Island surgery – a Q&A
Caroline Kilduff is a recent graduate from Barts and The London School of Medicine & Dentistry.
She’s also a talented graphic designer, helping Lifebox with such visual feasts as our student toolkit, BMA volunteer poster and annual review!
Back from her elective in the West Indies, in the Federation of Saint Kitts and Nevis, we had a quick catch up to find out more about surgery by the sea…
What did you do for your elective?
I was working at the hospital on Saint Kitts, the bigger of the two islands. I spent three days a week in the ophthalmology clinic, one in their theatre, and one day a week in the main theatre (gynaecology and general surgery).
Was it different from what you expected?
In many ways it was really advanced – some complicated elective procedures going on in the main theatre. But there were other things that were very different, like pain relief and lack of monitoring on the way to recovery. I’m not comfortable taking a patient to recovery by myself, even with all of the monitoring. But on the island there was a brilliant nurse anaesthetist and just one medical anaesthetist, often for two simultaneous procedures – the doctors had to stay behind, preparing for the next operation.
What’s the general public attitude towards surgery in Saint Kitts?
Lots of people are just desperate for their operation. In ophthalmology we saw a lot of pterygium – it’s a condition where skin grows over the corneas, brought on by windy, sandy environments – so we don’t see much of it in the UK. They’re nervous, but desperate to get their vision back.
With general surgery, people expect to wake up in agony. Patients often came into theatres in tears. You have the operation – you need the operation – but there’s an expectation that you may wake up in pain, wake up sick. One lady who was nervous said – just make sure I wake up, can you make sure I wake up.
You’re working on a study about UK medical and nursing student training in the WHO Checklist. Did you find it in use in Saint Kitts?
The Checklist is about teamwork, and it was clear that the nurses and doctors know each other very well – there’s a hierarchy, but you can still see the scrub nurses working closely with the consultants. And they were meticulous about their swab counts, needle counts – they had a wooden structure with hooks on it, and every time they finished with a swab they hung it up to count. That was considered protected time for the nurses, everyone else respected the importance of that work.
But in terms of the full WHO Checklist – that wasn’t really on the radar. To bring it in and say, you need to change your practice, for instance you need everyone in the room before you start the operation – that would be very difficult. It would be a long-term thing.
Could you identify particular barriers to Checklist implementation?
In the UK we have a flow of registrars across hospitals – there’s a risk of discrepancy, but there’s also a flow of knowledge and best practice. On St Kitts, it’s very stable. Most of the doctors are consultants who train abroad and then return permanently to the island, and without the trainees you don’t have the flow of auditing, change of practice.
The anaesthetist was incredible – she’d do all these calculations for blood loss, fluids, these very precise and forgotten arts – but she left the UK before 2009, so something like the Checklist just wouldn’t have come into her training.
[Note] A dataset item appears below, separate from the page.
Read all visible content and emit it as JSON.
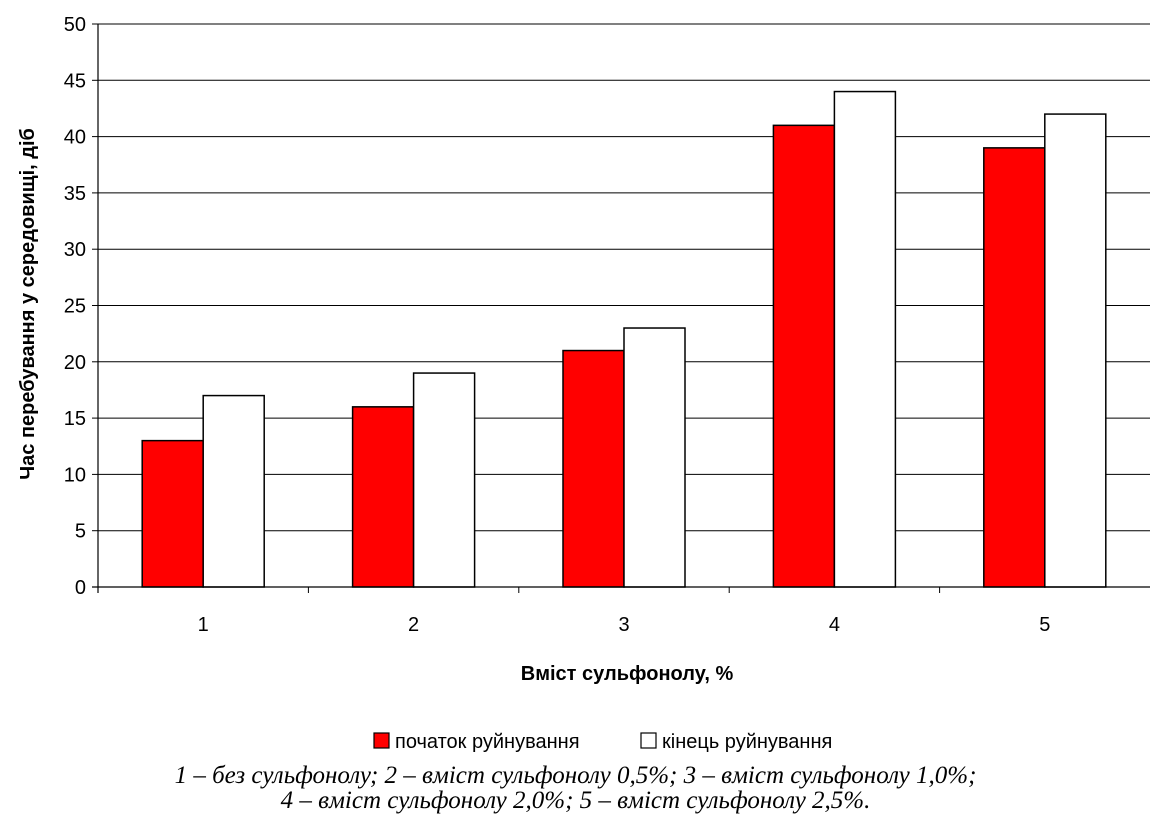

Did it change the way you thought about the Checklist?
It made me so aware of how difficult it is to change attitudes, particularly as an outsider. If there was a doctor who said: ‘For my list, we’re using the Checklist’ – my way or the highway style – it would be done. That’s the best approach, get the doctors on board, take ownership of the idea and then disseminate it.
What advice would you give to other elective students?
It’s challenging going in as a medical student. You’re used to one way of presenting to senior doctors in the UK, but hospital culture is very different around the world. The first step was learning how to fit in – how to say good morning to people at the start of a day! As soon as we did, we felt more welcome.